In Breve
- Quali sono i motivi dell'aumento dei rendimenti obbligazionari?
- L'aumento è attribuibile alle attese sulle politiche delle banche centrali, tensioni geopolitiche e rincari delle materie prime.
- Come stanno reagendo le borse a questi cambiamenti?
- Le borse stanno valutando la sostenibilità del trend rialzista, con il 5% sul Treasury a 10 anni considerato una soglia psicologica.
- Qual è l'impatto sugli utili aziendali?
- La crescita degli utili aziendali è un fattore di sostegno, con l'S&P 500 che mostra una crescita intorno al 12%.
I rendimenti obbligazionari a livello globale hanno raggiunto i massimi dal 2008, portando a una crescente preoccupazione per il mercato azionario. Questo rialzo, influenzato da diversi fattori economici e geopolitici, sta generando un dibattito tra gli investitori riguardo alla sostenibilità del trend rialzista delle borse.

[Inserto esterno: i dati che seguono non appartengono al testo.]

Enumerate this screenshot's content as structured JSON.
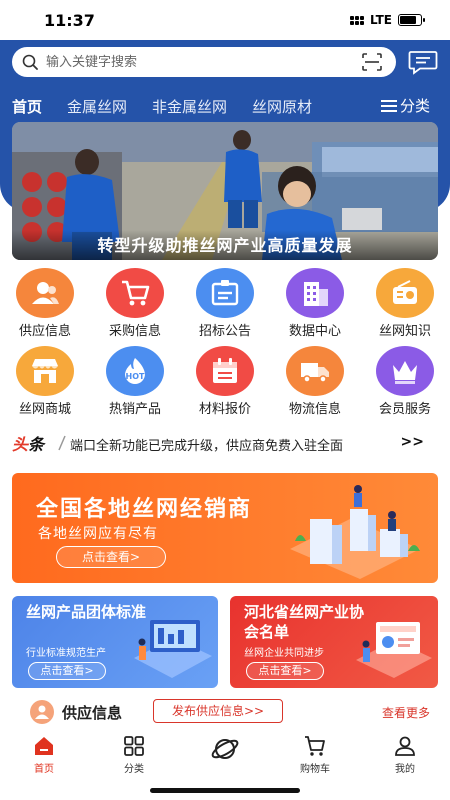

Le aspettative sulle politiche delle banche centrali, le tensioni in Medio Oriente e l’aumento dei prezzi delle materie prime energetiche, come il Brent che ha superato i 94 dollari al barile, sono tra le cause principali di questo incremento. Inoltre, l’incertezza fiscale e l’aumento del premio per il rischio sovrano, insieme all’effetto di una forte offerta obbligazionaria per finanziare investimenti in intelligenza artificiale, hanno contribuito a questa situazione.
Attualmente, i rendimenti dei titoli governativi mostrano valori significativi: il decennale statunitense è intorno al 4,77%, il trentennale al 5,25%, segnando i massimi dal 2006. Anche il decennale giapponese ha toccato il 3% per la prima volta dal 1996, mentre il trentennale britannico ha raggiunto il 5,86%, un livello non visto dal 1998. In Europa, il Bund tedesco a 10 anni si attesta al 3,35%, il BTP italiano al 4,18% e l’OAT francese è leggermente più alto, influenzato da fattori politici e finanziari locali.
Questa situazione ha riacceso il dibattito sulla tolleranza delle borse verso tassi di interesse più elevati. Molti analisti considerano il 5% sul Treasury a 10 anni una soglia psicologica, ma alcuni operatori di mercato vedono questo movimento come graduale, non un evento che possa interrompere il trend rialzista azionario.
In questo contesto, la crescita degli utili aziendali emerge come un fattore cruciale di sostegno. L’azienda media dell’S&P 500 ha registrato una crescita degli utili intorno al 12%, mentre l’Europa sta vivendo il più ampio ciclo di revisioni al rialzo dei profitti degli ultimi tre anni. Inoltre, i dati di mercato mostrano un aumento dei flussi di cassa operativi del 37% nel settore tecnologico e del 19% nel resto dell’economia.
Le previsioni indicano un potenziale rialzo dell’S&P 500 entro la fine dell’anno, a condizione che i rischi legati all’Iran e l’evoluzione dei tassi siano mantenuti sotto controllo. La combinazione di rendimenti obbligazionari in crescita e utili solidi offre agli investitori l’opportunità di una rotazione verso titoli value, in particolare nel settore finanziario e bancario, piuttosto che un abbandono generalizzato del segmento tecnologico.